Powrót do zdrowia Polaka na pewno cieszy kibiców warszawskiej drużyny, jednak niepokojąca wydaje się być nieobecność Josue. Portugalczyk opuści mecz ze Śląskiem z powodu żółtych kartek. W tej sytuacji trener będzie zmuszony skorzystać z Jurgena Celhaki lub Juergena Elitima. Czy któryś z nich będzie w stanie zaoferować to samo, co Josue? Raczej nie. Jednak Runajic musi szyć tym, co ma i liczyć na dobry występ we Wrocławiu.
Sto meczów w barwach Legii Warszawa @josuepesqueira7 🫡 Capitão pic.twitter.com/V4SiSA5opt
— Legia Warszawa (@LegiaWarszawa) October 9, 2023
Legia Warszawa – potrzeba przełamania
Legia Warszawa musi wygrać, aby utrzymać kontakt z resztą stawki. Aktualnie ma na koncie 20 oczek, a ich strata do liderującego Śląska wynosi 3 punkty. „Legioniści” nie mogą jednak liczyć na łatwy mecz. Wrocławianie wygrali siedem z ośmiu ostatnich meczów w ekstraklasie oraz mają jedną z najlepszych defensyw w lidze (10 straconych goli – tyle samo co Piast Gliwice). Dodatkowo „Trójkolorowi” potrafią odwracać wynik meczu w końcówce (mecz z Puszczą Niepołomice). To wszystko udowadnia, że Legię czeka ciężka przeprawa. Dodatkowo niepokojąca wydaje się być forma warszawiaków na wyjeździe.

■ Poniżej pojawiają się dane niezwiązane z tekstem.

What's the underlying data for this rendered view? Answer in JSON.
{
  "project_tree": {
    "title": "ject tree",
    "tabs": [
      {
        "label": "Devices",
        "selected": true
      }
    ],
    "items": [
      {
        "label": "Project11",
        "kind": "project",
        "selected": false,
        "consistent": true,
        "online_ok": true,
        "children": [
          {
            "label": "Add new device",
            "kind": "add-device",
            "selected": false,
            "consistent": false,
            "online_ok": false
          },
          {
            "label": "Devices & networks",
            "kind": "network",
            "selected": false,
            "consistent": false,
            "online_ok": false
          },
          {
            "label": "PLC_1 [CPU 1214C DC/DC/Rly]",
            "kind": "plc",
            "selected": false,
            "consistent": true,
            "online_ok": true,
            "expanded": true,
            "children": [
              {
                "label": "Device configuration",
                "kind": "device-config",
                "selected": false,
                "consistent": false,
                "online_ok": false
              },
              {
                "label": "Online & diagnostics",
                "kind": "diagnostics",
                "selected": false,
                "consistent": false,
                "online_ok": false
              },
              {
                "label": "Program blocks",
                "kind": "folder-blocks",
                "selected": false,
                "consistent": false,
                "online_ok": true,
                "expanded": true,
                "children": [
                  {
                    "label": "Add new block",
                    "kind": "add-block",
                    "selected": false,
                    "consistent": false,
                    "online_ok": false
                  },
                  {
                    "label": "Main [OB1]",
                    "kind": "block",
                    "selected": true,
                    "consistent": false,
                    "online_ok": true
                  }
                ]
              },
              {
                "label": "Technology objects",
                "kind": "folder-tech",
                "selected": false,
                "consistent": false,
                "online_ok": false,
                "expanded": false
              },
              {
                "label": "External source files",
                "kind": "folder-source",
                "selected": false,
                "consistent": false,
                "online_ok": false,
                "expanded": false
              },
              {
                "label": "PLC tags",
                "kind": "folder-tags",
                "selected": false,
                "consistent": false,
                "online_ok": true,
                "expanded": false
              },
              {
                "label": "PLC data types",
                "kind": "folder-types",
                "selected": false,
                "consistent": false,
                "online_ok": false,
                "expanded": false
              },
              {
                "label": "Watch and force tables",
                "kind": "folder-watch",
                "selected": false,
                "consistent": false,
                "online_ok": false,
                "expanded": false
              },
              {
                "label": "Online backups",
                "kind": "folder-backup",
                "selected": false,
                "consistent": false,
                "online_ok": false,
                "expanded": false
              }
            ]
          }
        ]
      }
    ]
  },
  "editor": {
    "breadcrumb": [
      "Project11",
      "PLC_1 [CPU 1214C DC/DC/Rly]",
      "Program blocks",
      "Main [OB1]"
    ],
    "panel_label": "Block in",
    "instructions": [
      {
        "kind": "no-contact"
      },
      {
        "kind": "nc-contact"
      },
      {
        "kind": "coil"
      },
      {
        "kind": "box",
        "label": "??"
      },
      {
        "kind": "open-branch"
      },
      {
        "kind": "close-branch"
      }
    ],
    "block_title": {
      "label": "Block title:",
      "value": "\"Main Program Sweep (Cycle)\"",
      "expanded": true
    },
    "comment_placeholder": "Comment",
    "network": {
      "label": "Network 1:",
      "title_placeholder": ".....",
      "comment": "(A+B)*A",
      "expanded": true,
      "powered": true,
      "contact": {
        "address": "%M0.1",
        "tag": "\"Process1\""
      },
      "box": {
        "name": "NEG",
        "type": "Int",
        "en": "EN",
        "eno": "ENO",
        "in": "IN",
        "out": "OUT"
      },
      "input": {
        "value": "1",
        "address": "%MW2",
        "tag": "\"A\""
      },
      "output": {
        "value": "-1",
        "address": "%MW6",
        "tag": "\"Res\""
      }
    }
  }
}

W tym sezonie na cztery wyjazdy Legia wygrała tylko raz.
Patrząc na mecze obu drużyn w przeszłości, lepiej wypada stołeczny zespół. W ostatnich pięciu potyczkach we Wrocławiu „Legioniści” stracili zaledwie jedną bramkę. Dodatkowo na przestrzeni ostatnich lat dwukrotnie zdarzało się, żeby Legia przyjeżdżała do Wrocławia, kiedy Śląsk był liderem. W obu meczach warszawiacy odnieśli wysokie zwycięstwa.
Jak wiadomo statystyki nie grają, liczy się determinacja i dyspozycja dnia. Kibice stołecznej drużyny mają nadzieję, że przerwa reprezentacyjna pomogła trenerowi w zdiagnozowaniu problemu i ułożeniu odpowiedniej taktyki. Przekonamy się o tym najbliższą sobotę o godzinie 17:30.